What is sales enablement and why is it important?

What is sales enablement and why is it important?

Sam

Working in sales is a tricky business. Every salesperson, in every industry and company size, needs to take into account the various stages of a sales process – before, during and after a conversation has taken place.

Equally, if the salesperson isn’t armed with the right tools and information, it makes that process a lot harder than it needs to be. That’s why sales enablement has become a popular term to help ensure your sales team achieve their targets.


What does sales enablement actually mean?

You might think it sounds like a buzzword, but businesses who embrace it will tell you that it really does help. To put it simply, it basically means the practice of providing your salespeople with the information, tools and resources to help them sell more.

Here are a few examples:

  • Calendar integrations to book more meetings
  • Training for new product features
  • Sales scripts for better conversations
  • Sales-specific content for salespeople to send to prospects

Basically, it covers anything that helps your salespeople make more money.

Why is it important?

There are two main reasons for implementing a sales enablement process. Firstly, it encourages a smoother and more efficient sales process. That’s because it helps cross-sell products, have more informed conversations (which helps build more loyal customers), and sell smarter. Secondly, it provides all of your salespeople with the same opportunities. You are, primarily, empowering your salespeople to use content or new learnings in order to sell more.

Picture this: A salesperson has a good conversation with a prospect and wants to follow up the conversation with something of value. Without sales enablement, that will be hard. Alternatively, with sales enablement collateral, the salesperson would be able to follow up with a product factsheet further explaining the benefits, or a one-pager answering any data privacy concerns, for example.

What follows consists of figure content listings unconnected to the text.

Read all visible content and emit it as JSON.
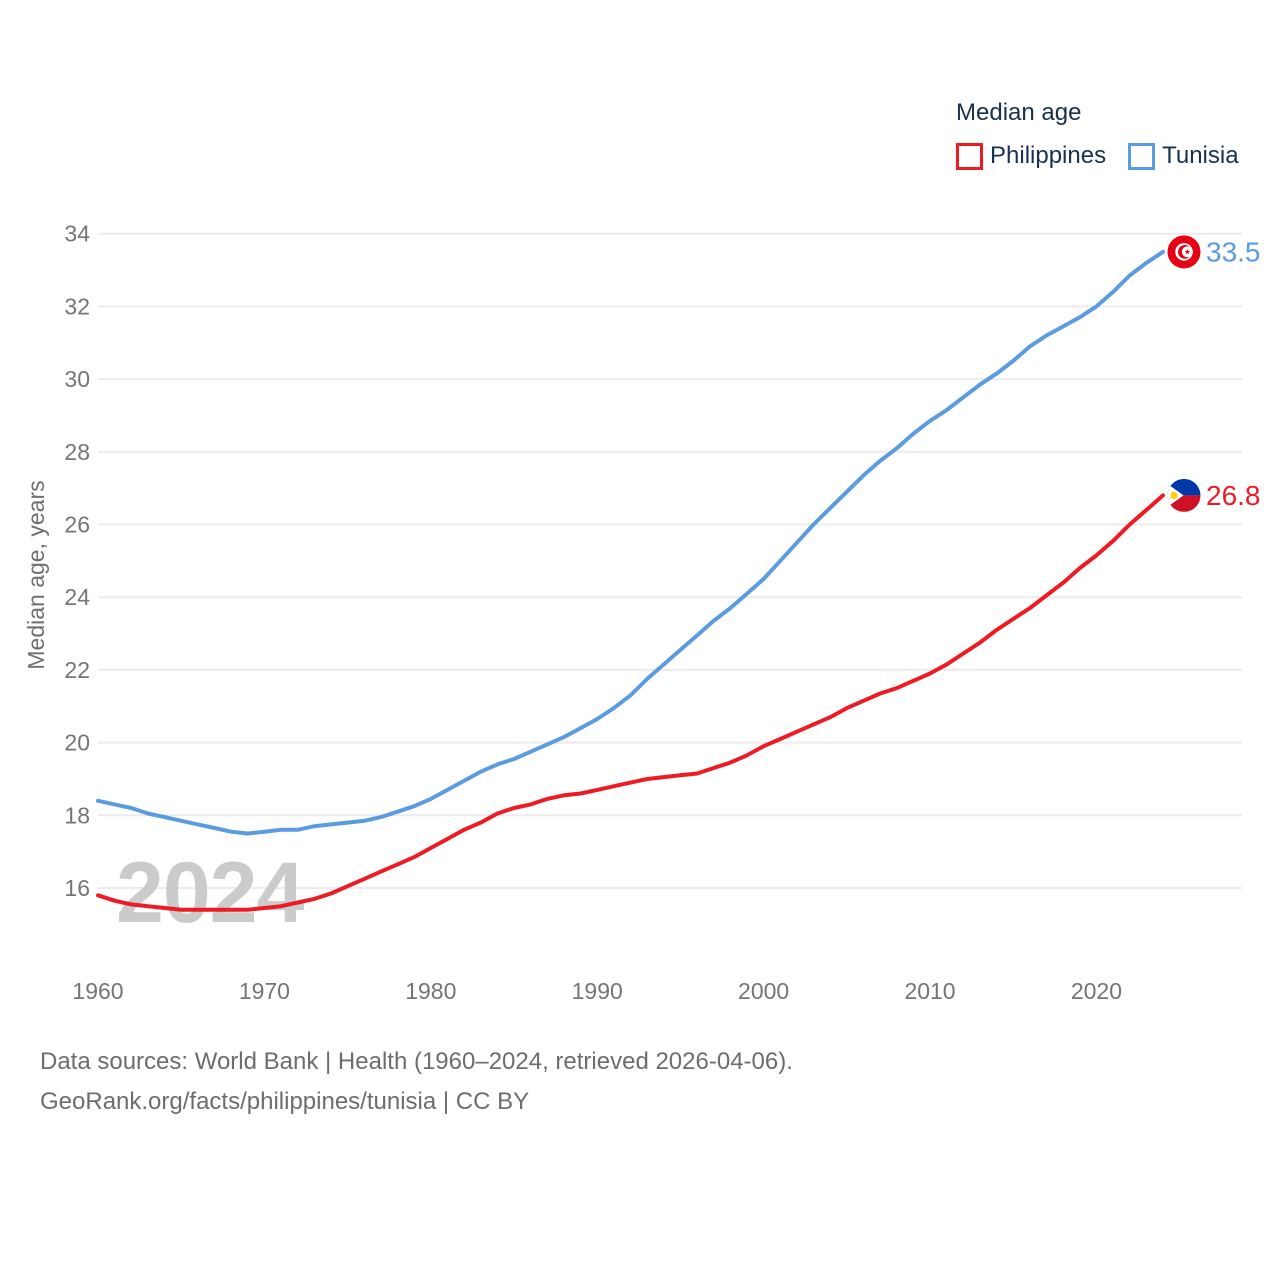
{
  "legend": {
    "title": "Median age",
    "items": [
      {
        "label": "Philippines",
        "color": "#ed1c24"
      },
      {
        "label": "Tunisia",
        "color": "#5b9bdf"
      }
    ]
  },
  "watermark": "2024",
  "y_axis": {
    "title": "Median age, years",
    "ticks": [
      16,
      18,
      20,
      22,
      24,
      26,
      28,
      30,
      32,
      34
    ]
  },
  "x_axis": {
    "ticks": [
      1960,
      1970,
      1980,
      1990,
      2000,
      2010,
      2020
    ]
  },
  "end_labels": [
    {
      "series": "Philippines",
      "value": "26.8",
      "flag_id": "flag-philippines"
    },
    {
      "series": "Tunisia",
      "value": "33.5",
      "flag_id": "flag-tunisia"
    }
  ],
  "caption": {
    "line1": "Data sources: World Bank | Health (1960–2024, retrieved 2026-04-06).",
    "line2": "GeoRank.org/facts/philippines/tunisia | CC BY"
  },
  "chart_data": {
    "type": "line",
    "title": "Median age",
    "ylabel": "Median age, years",
    "grid": "horizontal",
    "legend_position": "top-right",
    "x_range": [
      1960,
      2024
    ],
    "ylim": [
      14.8,
      34.7
    ],
    "x": [
      1960,
      1961,
      1962,
      1963,
      1964,
      1965,
      1966,
      1967,
      1968,
      1969,
      1970,
      1971,
      1972,
      1973,
      1974,
      1975,
      1976,
      1977,
      1978,
      1979,
      1980,
      1981,
      1982,
      1983,
      1984,
      1985,
      1986,
      1987,
      1988,
      1989,
      1990,
      1991,
      1992,
      1993,
      1994,
      1995,
      1996,
      1997,
      1998,
      1999,
      2000,
      2001,
      2002,
      2003,
      2004,
      2005,
      2006,
      2007,
      2008,
      2009,
      2010,
      2011,
      2012,
      2013,
      2014,
      2015,
      2016,
      2017,
      2018,
      2019,
      2020,
      2021,
      2022,
      2023,
      2024
    ],
    "series": [
      {
        "name": "Philippines",
        "color": "#ed1c24",
        "values": [
          15.8,
          15.65,
          15.55,
          15.5,
          15.45,
          15.4,
          15.4,
          15.4,
          15.4,
          15.4,
          15.45,
          15.5,
          15.6,
          15.7,
          15.85,
          16.05,
          16.25,
          16.45,
          16.65,
          16.85,
          17.1,
          17.35,
          17.6,
          17.8,
          18.05,
          18.2,
          18.3,
          18.45,
          18.55,
          18.6,
          18.7,
          18.8,
          18.9,
          19.0,
          19.05,
          19.1,
          19.15,
          19.3,
          19.45,
          19.65,
          19.9,
          20.1,
          20.3,
          20.5,
          20.7,
          20.95,
          21.15,
          21.35,
          21.5,
          21.7,
          21.9,
          22.15,
          22.45,
          22.75,
          23.1,
          23.4,
          23.7,
          24.05,
          24.4,
          24.8,
          25.15,
          25.55,
          26.0,
          26.4,
          26.8
        ]
      },
      {
        "name": "Tunisia",
        "color": "#5b9bdf",
        "values": [
          18.4,
          18.3,
          18.2,
          18.05,
          17.95,
          17.85,
          17.75,
          17.65,
          17.55,
          17.5,
          17.55,
          17.6,
          17.6,
          17.7,
          17.75,
          17.8,
          17.85,
          17.95,
          18.1,
          18.25,
          18.45,
          18.7,
          18.95,
          19.2,
          19.4,
          19.55,
          19.75,
          19.95,
          20.15,
          20.4,
          20.65,
          20.95,
          21.3,
          21.75,
          22.15,
          22.55,
          22.95,
          23.35,
          23.7,
          24.1,
          24.5,
          25.0,
          25.5,
          26.0,
          26.45,
          26.9,
          27.35,
          27.75,
          28.1,
          28.5,
          28.85,
          29.15,
          29.5,
          29.85,
          30.15,
          30.5,
          30.9,
          31.2,
          31.45,
          31.7,
          32.0,
          32.4,
          32.85,
          33.2,
          33.5
        ]
      }
    ]
  }
}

How do you start sales enablement?

Getting started can be a difficult place to start as your sales team all probably want different things. You need to be smart about it. Here are some things you can consider:

  • Industry-specific creds documents
  • Product features and benefits one-pager
  • Monthly product training programme
  • Relevant eBooks on industry trends
  • Interactive sales script with various pain point scenarios and messaging for solutions

Additionally, sales enablement can include post-sale activity in order to help reduce customer churn and improve customer experience.

Get your sales team to tell you what materials they think would help them close more deals or provide more value to prospects. And sync up your sales team with your product team to make sure they are selling the right features and know the product well. Really, there is so much you can do it’s an open goldmine. Just always keep in mind, it’s about enabling more sales.

Measuring the success of sales enablement

Answer this, do you think that if you provide your sales team with relevant materials, tools and resources to close more opportunities, they will? If the answer is yes, then sales enablement is for you. The key is to provide your team with good content and training to engage the prospect throughout the buying process, regardless of what stage they are at.

Measuring the success of sales enablement can be difficult, but there are a few metrics you need to take into account. For customers, measuring your Net Promoter Score (NPS) is how you can find out if they are happier. For prospects, have a look at the average sales cycle length, the amount of your sales team hitting their targets, and the average deal size.

Equally, speak with your sales team for positive references. Get examples of when sales enablement has helped in real situations – a piece of content that helped move a prospect forward, or some training that helped resolve a pain point question. The bottom line is the more you provide your sales team with the tools and information needed, the more they will be able to sell. And that means more revenue.